Ex-DFA chief: PH-China territorial row a ‘small matter,’ see ‘bigger picture’



Metro Manila (CNN Philippines, April 8) — A former Foreign Affairs secretary belittled the territorial row between the Philippines and China, saying people should see the “bigger picture” in the relations between the two countries.

“What is important, as we should always understand, is keeping stability and peace in the region, realizing fully well that this present area of conflict is a small matter compared to the bigger picture that we must pursue,” former Foreign Affairs Secretary Perfecto Yasay Jr. told CNN Philippines’ The Source on Monday.

Yasay doubts that the territorial dispute between Manila and Beijing will be resolved even by the next generation and said the two countries should be pursuing other “urgent priorities.”

“Like relating into other relationships of commercial transactions, people to people contacts, making people understand each other, cultural exchanges and so on. These are priorities and these can also help resolve the conflict in the future,” he said.

The former Foreign Affairs chief said this following reports that some 300 Chinese vessels were spotted near the Philippine-occupied and claimed Pag-asa Island, which the Department of Foreign Affairs hit as “illegal.” Manila has already protested this.

President Rodrigo Duterte told China in a speech last Thursday to “lay off” Pag-asa Island, warning that he will tell soldiers to “prepare for suicide mission” if the East Asian giant touches the land mass.

But Duterte later clarified that he would opt for a compromise on the presence of Chinese vessels in the area, as Manila will “never win” against the military might of Beijing.

Yasay said Manila “can only do so much” about China’s incursions into Philippine territory as it cannot fire off the first shot at Beijing, even if it is “not scared” to do so.

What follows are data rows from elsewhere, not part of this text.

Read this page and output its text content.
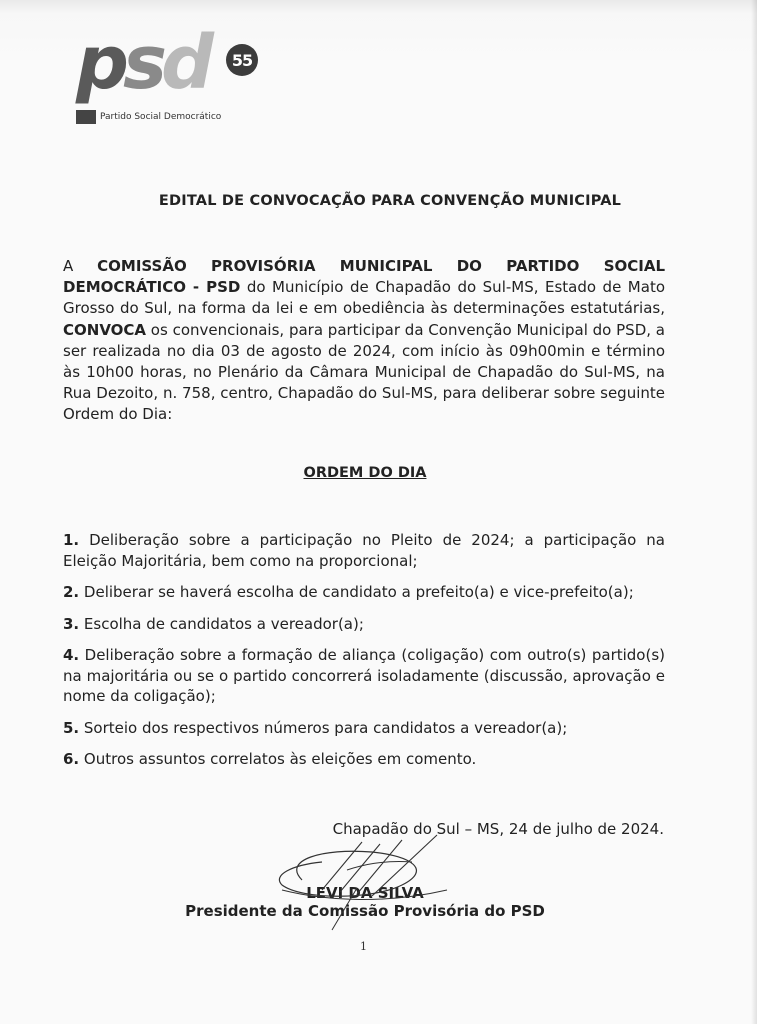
psd	55
Partido Social Democrático
EDITAL DE CONVOCAÇÃO PARA CONVENÇÃO MUNICIPAL
A COMISSÃO PROVISÓRIA MUNICIPAL DO PARTIDO SOCIAL DEMOCRÁTICO - PSD do Município de Chapadão do Sul-MS, Estado de Mato Grosso do Sul, na forma da lei e em obediência às determinações estatutárias, CONVOCA os convencionais, para participar da Convenção Municipal do PSD, a ser realizada no dia 03 de agosto de 2024, com início às 09h00min e término às 10h00 horas, no Plenário da Câmara Municipal de Chapadão do Sul-MS, na Rua Dezoito, n. 758, centro, Chapadão do Sul-MS, para deliberar sobre seguinte Ordem do Dia:
ORDEM DO DIA
1. Deliberação sobre a participação no Pleito de 2024; a participação na Eleição Majoritária, bem como na proporcional;
2. Deliberar se haverá escolha de candidato a prefeito(a) e vice-prefeito(a);
3. Escolha de candidatos a vereador(a);
4. Deliberação sobre a formação de aliança (coligação) com outro(s) partido(s) na majoritária ou se o partido concorrerá isoladamente (discussão, aprovação e nome da coligação);
5. Sorteio dos respectivos números para candidatos a vereador(a);
6. Outros assuntos correlatos às eleições em comento.
Chapadão do Sul – MS, 24 de julho de 2024.
LEVI DA SILVA
Presidente da Comissão Provisória do PSD
1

“It is not because we’re scared. It’s because it’s the right thing to do. We are bound by the rules under international law. We cannot use force,” he said.

He added that opening fire at the vessels spotted near Pag-asa Island, a land mass claimed and occupied by Manila for decades, may lead to war, with China invading and seizing the island.

The UN charter bans its members from using force against other member-states unless the UN Security Council authorizes collective action to maintain or enforce international peace and security or unless in self-defense in the event of an armed attack against a country.

“They (China) violate the rules about provocative acts, about the use of force and intimidation to get what they want, then let them fall under international law,” Yasay said.

He added, “There is nothing that we can do about it unless China starts shooting our fishermen. If they did that, that’s something else.”

It was reported in 2017 that a Chinese speedboat fired seven times at a Philippine fishing vessel. This was followed by reports of harassment of Filipino fishermen by Chinese coast guard personnel in the following years.

However, despite diplomatic protests appearing to be the only recourse to Beijing’s moves in the West Philippine Sea, an area of the South China Sea claimed by Manila, Yasay admitted that during his stint, the East Asian giant did not respond to the four notes verbale he filed.

He also said that he spoke with Chinese Foreign Minister Wang Yi and Chinese Ambassador to the Philippines Zhao Jianhua over incursions of Beijing, but they only reiterated their position and told him that they will look into his protests.

Current Foreign Affairs Secretary Teodoro “Teddy Boy” Locsin Jr., previously told CNN Philippines that Manila is only sending diplomatic protests “at a brick wall” as it is “powerless” and Beijing is “indifferent.”

Supreme Court Senior Associate Justice Antonio Carpio and Yasay said that the Philippines must protest China’s actions or else it would be deemed to have acquiesced to whatever China was doing in its waters.